What about the indie-label B2B delivery/distribution specialists like FUGA – sold to Downtown in 2020 for a price believed to be not much more than $40 million, and understood to be worth a multiple of that today? Or AudioSalad, with clients like Secretly Group, ATO Records, and Mad Decent – which sold to SESAC in Q1 last year?


Could any of the three majors, looking for a swift market share boost, execute a humdinger of a distribution acquisition in the rest of 2024?

Perhaps Warner Music Group, whose streaming recorded music revenues currently track at slightly over half the size of Universal’s, wouldn’t be a bad bet.

For what it’s worth, Warner’s Robert Kyncl did say in his New Year’s note to staff (bolding mine): “We are building scaled and highly effective distribution infrastructure so that we can radically and efficiently grow the large ‘middle class’ of artists while our frontline labels can remain focused on artists with the highest potential.”
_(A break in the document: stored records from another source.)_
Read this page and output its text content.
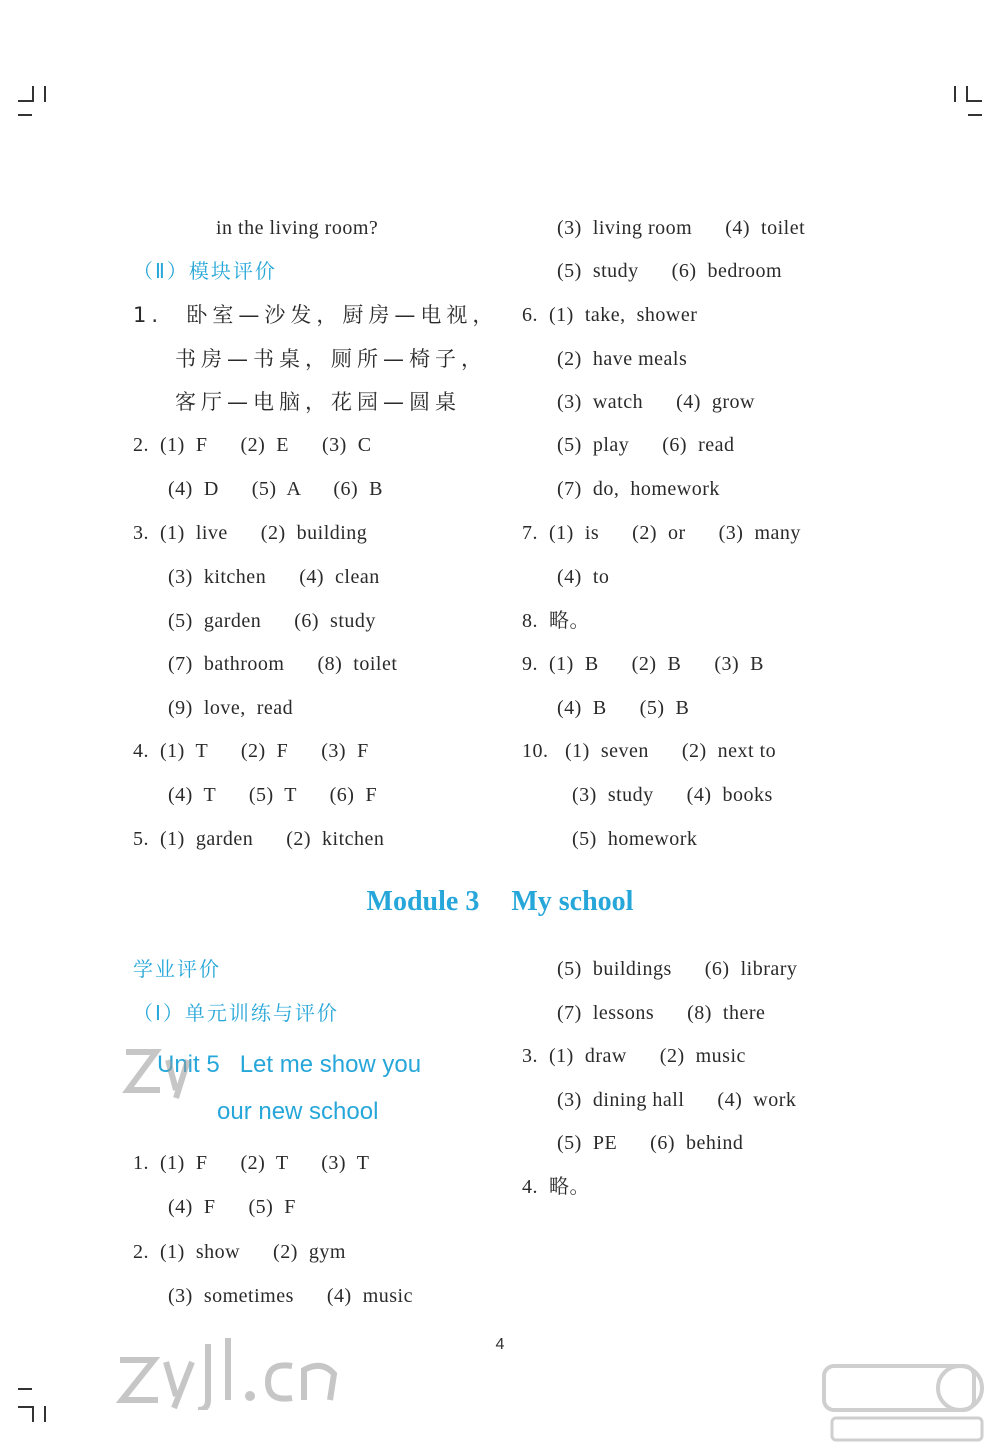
in the living room?
（Ⅱ）模块评价
1.  卧室—沙发，厨房—电视，
书房—书桌，厕所—椅子，
客厅—电脑，花园—圆桌
2.  (1)  F      (2)  E      (3)  C
(4)  D      (5)  A      (6)  B
3.  (1)  live      (2)  building
(3)  kitchen      (4)  clean
(5)  garden      (6)  study
(7)  bathroom      (8)  toilet
(9)  love,  read
4.  (1)  T      (2)  F      (3)  F
(4)  T      (5)  T      (6)  F
5.  (1)  garden      (2)  kitchen
(3)  living room      (4)  toilet
(5)  study      (6)  bedroom
6.  (1)  take,  shower
(2)  have meals
(3)  watch      (4)  grow
(5)  play      (6)  read
(7)  do,  homework
7.  (1)  is      (2)  or      (3)  many
(4)  to
8.  略。
9.  (1)  B      (2)  B      (3)  B
(4)  B      (5)  B
10.   (1)  seven      (2)  next to
(3)  study      (4)  books
(5)  homework
学业评价
（Ⅰ）单元训练与评价
1.  (1)  F      (2)  T      (3)  T
(4)  F      (5)  F
2.  (1)  show      (2)  gym
(3)  sometimes      (4)  music
(5)  buildings      (6)  library
(7)  lessons      (8)  there
3.  (1)  draw      (2)  music
(3)  dining hall      (4)  work
(5)  PE      (6)  behind
4.  略。
Unit 5   Let me show you
our new school
Module 3 My school
4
Whether WMG will do so by building automated tech solutions, laying down hard cash for an acquisition, or both, remains to be seen.

One thing we know for sure: Kyncl isn’t frightened of signing off large checks for opportunistic acquisitions.

WMG’s latest annual fiscal report shows that the company acquired 51% of Elliot Grainge‘s 10K Projects in August 2023 for a base purchase price of $102 million, with $98 million transferred on the acquisition date.